According to the charges filed, Blake approached Caldwell, who served as a chauffeur, bodyguard and handyman for the actor, several months before the killing to ask for his help. Caldwell then allegedly began keeping a shopping list of items that might be needed for disposing of a body, including two shovels, a sledgehammer, old rugs, duct tape, Drano, lye and pool acid. In one cryptic passage in the complaint, Caldwell is alleged to have tried to ambush Bakley, jumping out of some bushes and brandishing a gun, while she and Blake walked along a river during a vacation last April. The assumption by Braun and other legal experts is that by charging Caldwell, who police acknowledge was not even in Los Angeles on the night of the murder, prosecutors are hoping he will provide evidence against Blake in return for leniency.

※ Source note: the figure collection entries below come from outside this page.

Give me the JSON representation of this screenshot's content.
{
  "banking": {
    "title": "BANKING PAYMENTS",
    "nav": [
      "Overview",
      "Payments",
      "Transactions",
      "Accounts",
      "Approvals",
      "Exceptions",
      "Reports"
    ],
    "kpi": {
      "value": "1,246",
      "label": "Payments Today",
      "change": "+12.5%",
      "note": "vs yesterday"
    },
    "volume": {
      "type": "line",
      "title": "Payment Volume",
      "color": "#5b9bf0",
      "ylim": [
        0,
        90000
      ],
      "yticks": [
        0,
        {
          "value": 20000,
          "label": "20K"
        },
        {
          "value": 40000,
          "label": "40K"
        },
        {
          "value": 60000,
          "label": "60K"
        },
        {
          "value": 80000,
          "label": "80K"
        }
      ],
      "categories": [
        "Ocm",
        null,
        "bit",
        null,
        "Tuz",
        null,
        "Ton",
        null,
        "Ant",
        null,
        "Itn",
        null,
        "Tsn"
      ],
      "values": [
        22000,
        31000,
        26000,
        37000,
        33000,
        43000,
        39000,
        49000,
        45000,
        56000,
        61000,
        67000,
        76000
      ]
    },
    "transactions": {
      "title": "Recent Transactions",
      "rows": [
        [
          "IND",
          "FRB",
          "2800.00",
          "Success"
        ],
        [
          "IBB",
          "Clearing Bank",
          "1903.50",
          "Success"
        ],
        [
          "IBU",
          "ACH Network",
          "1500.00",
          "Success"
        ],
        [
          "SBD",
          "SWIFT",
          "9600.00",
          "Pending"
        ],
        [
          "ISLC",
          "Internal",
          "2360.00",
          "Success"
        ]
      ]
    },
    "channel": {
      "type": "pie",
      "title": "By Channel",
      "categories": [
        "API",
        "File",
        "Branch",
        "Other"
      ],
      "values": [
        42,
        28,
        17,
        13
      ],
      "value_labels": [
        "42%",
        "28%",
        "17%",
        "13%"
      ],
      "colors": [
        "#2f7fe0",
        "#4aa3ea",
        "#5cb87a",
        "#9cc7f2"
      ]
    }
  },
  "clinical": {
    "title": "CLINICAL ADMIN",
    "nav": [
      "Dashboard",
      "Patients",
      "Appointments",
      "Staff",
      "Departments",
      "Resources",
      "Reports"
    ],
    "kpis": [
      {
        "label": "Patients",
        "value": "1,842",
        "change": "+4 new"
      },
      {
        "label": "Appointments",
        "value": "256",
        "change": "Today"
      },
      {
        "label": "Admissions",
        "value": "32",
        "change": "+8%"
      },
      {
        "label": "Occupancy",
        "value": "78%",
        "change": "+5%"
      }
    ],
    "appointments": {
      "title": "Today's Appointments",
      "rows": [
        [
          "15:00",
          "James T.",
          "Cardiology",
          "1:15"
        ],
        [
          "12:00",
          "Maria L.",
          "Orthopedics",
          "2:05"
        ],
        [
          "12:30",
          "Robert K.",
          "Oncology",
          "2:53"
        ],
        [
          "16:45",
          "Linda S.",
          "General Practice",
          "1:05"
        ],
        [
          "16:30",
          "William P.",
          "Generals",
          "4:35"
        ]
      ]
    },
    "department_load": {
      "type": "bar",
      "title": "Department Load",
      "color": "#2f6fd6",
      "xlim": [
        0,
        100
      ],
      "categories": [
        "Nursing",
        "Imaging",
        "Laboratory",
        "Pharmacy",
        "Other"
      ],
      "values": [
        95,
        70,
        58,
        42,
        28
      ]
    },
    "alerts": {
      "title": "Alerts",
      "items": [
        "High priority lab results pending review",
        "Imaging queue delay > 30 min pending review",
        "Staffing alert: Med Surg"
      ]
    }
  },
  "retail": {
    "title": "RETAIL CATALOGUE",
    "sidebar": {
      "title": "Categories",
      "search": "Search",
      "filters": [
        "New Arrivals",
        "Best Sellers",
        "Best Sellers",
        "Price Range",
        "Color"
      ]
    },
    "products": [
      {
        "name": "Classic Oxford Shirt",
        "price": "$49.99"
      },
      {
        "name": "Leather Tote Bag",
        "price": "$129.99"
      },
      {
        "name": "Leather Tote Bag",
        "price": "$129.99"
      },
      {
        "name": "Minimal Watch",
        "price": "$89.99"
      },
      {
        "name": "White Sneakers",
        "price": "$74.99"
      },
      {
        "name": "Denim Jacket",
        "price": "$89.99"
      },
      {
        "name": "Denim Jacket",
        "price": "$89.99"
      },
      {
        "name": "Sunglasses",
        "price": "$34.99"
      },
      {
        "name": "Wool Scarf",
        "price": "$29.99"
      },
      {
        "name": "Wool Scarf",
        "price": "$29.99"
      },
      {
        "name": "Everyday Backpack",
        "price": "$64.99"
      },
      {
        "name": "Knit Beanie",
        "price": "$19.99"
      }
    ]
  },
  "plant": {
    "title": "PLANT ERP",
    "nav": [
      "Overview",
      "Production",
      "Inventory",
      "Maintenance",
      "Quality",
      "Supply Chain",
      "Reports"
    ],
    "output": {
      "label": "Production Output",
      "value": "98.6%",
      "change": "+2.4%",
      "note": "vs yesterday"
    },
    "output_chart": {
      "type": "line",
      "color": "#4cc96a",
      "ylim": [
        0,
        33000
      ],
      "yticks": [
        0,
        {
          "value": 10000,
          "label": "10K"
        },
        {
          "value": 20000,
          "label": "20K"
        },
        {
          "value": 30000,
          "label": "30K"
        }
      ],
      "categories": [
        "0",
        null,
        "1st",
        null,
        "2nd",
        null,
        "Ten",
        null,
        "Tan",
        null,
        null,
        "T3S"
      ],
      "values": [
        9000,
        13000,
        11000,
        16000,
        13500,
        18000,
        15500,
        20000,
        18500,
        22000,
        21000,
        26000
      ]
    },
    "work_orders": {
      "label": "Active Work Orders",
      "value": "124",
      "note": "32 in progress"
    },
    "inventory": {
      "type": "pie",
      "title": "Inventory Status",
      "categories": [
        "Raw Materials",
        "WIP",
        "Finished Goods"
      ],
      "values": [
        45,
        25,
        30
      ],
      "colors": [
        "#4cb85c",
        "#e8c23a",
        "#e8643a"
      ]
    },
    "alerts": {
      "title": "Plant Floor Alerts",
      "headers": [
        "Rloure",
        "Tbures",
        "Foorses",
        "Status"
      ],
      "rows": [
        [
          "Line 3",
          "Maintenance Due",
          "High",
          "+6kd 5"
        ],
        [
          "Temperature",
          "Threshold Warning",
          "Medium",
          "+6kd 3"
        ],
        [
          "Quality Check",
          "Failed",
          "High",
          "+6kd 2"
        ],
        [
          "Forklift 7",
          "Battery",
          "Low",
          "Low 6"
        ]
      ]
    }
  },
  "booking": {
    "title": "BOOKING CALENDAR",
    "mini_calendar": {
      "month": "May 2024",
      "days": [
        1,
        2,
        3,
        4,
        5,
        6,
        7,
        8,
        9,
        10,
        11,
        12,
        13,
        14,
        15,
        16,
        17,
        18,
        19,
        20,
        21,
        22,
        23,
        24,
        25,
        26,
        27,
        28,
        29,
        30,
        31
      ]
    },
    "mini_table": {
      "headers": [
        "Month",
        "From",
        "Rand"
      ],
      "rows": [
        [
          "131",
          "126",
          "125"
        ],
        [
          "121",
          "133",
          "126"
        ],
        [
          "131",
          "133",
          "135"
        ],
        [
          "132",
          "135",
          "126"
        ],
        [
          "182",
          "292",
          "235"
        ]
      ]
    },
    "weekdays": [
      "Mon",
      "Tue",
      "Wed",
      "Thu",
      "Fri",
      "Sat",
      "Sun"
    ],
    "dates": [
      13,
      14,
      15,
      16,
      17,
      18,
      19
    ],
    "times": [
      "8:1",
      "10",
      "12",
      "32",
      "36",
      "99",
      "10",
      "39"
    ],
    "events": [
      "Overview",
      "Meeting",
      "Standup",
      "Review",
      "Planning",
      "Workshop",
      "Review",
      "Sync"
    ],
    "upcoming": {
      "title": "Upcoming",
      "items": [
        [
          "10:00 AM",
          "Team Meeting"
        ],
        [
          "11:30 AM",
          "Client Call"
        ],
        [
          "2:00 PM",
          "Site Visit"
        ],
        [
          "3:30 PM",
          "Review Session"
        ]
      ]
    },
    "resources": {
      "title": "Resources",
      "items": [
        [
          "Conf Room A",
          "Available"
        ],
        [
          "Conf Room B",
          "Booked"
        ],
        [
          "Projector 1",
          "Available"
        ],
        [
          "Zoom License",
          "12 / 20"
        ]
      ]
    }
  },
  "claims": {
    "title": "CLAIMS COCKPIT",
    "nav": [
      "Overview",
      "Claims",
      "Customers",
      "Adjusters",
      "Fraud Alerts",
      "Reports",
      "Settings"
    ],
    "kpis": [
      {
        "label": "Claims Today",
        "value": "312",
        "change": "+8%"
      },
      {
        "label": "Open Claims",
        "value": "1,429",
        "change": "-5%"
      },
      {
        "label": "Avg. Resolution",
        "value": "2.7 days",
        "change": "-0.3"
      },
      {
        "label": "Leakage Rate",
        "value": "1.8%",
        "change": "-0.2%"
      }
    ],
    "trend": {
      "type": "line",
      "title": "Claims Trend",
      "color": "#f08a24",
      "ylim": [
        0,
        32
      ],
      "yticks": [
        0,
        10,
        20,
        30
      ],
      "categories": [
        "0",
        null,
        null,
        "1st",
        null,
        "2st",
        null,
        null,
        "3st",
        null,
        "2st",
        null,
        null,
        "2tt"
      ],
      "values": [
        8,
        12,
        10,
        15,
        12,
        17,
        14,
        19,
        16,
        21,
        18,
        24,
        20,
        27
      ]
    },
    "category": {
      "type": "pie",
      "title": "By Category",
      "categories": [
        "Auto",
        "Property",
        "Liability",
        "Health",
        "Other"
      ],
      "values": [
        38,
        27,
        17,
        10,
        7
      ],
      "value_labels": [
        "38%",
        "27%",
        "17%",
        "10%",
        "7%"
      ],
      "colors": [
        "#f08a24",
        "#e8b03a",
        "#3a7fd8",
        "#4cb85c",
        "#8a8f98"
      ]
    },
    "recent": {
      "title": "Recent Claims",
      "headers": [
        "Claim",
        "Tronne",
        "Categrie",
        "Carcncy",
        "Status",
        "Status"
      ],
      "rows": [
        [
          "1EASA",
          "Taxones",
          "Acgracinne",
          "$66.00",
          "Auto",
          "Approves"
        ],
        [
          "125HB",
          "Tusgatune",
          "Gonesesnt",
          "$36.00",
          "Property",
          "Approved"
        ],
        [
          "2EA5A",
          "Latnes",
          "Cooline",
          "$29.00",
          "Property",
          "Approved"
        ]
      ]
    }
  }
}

It is known that Blake submitted to gunpowder testing on the night of the killing. The results have never been disclosed, and one L.A. criminal attorney suggests that winning a conviction may be more difficult if no traces were found -- good news for Blake, whose lawyers insist that if gunpowder had turned up, the actor would surely have been arrested immediately. All in all, concedes one LAPD homicide detective, the physical evidence may not be quite as airtight as investigators would like. "It's a circumstantial case," he says. Which may place a considerable burden elsewhere, namely on the two men who, according to the complaint, Blake tried to recruit to kill Bakley for him. The court papers do not name the men, who are cooperating with police, but one of them appears to have been Gary McLarty, 61, a well-known Hollywood stuntman who met Blake when they worked on the 1980 movie Coast to Coast. McLarty wasn't talking last week, but his son Cole, 29, also a stuntman, says his father met at a restaurant in the San Fernando Valley with Blake, who "proposed money or something for my dad to do something to his wife. . . . He just left it at that." His father, adds Cole, didn't take the offer seriously: "He just walked out and thought that (Blake) was crazy." Cole says that investigators learned of his father's alleged involvement by tracing Blake's phone calls. But Braun, for one, maintains he is not overly concerned. "It's totally fabricated, or maybe Robert was bemoaning (Bonny) and said something like, 'I could kill the bitch,'" he says. "Being Hollywood, these things get exaggerated."

Were it not for Hollywood, Blake would likely not be in this trouble. Born Michael Gubitosi in Nutley, N.J., in 1933, Blake was the onetime child star of abusive parents who he claimed locked him in a closet and "made me eat on the floor like a dog." He became an adult star with his portrayal of the sensitive killer Perry Smith in 1967's In Cold Blood and then went on to lasting fame as Baretta, a street-tough detective who lived with a cockatoo named Fred. But Blake remained a Hollywood hard case, a man whose volatile temper and demands tested the patience of those who cared for him. "Complex doesn't even begin to capture his personality," says Baretta creator Stephen J. Cannell, who has had an on-and-off friendship with Blake. "If you were in business with him, you just had to strap in really tight, because you were going to get lurched around a lot."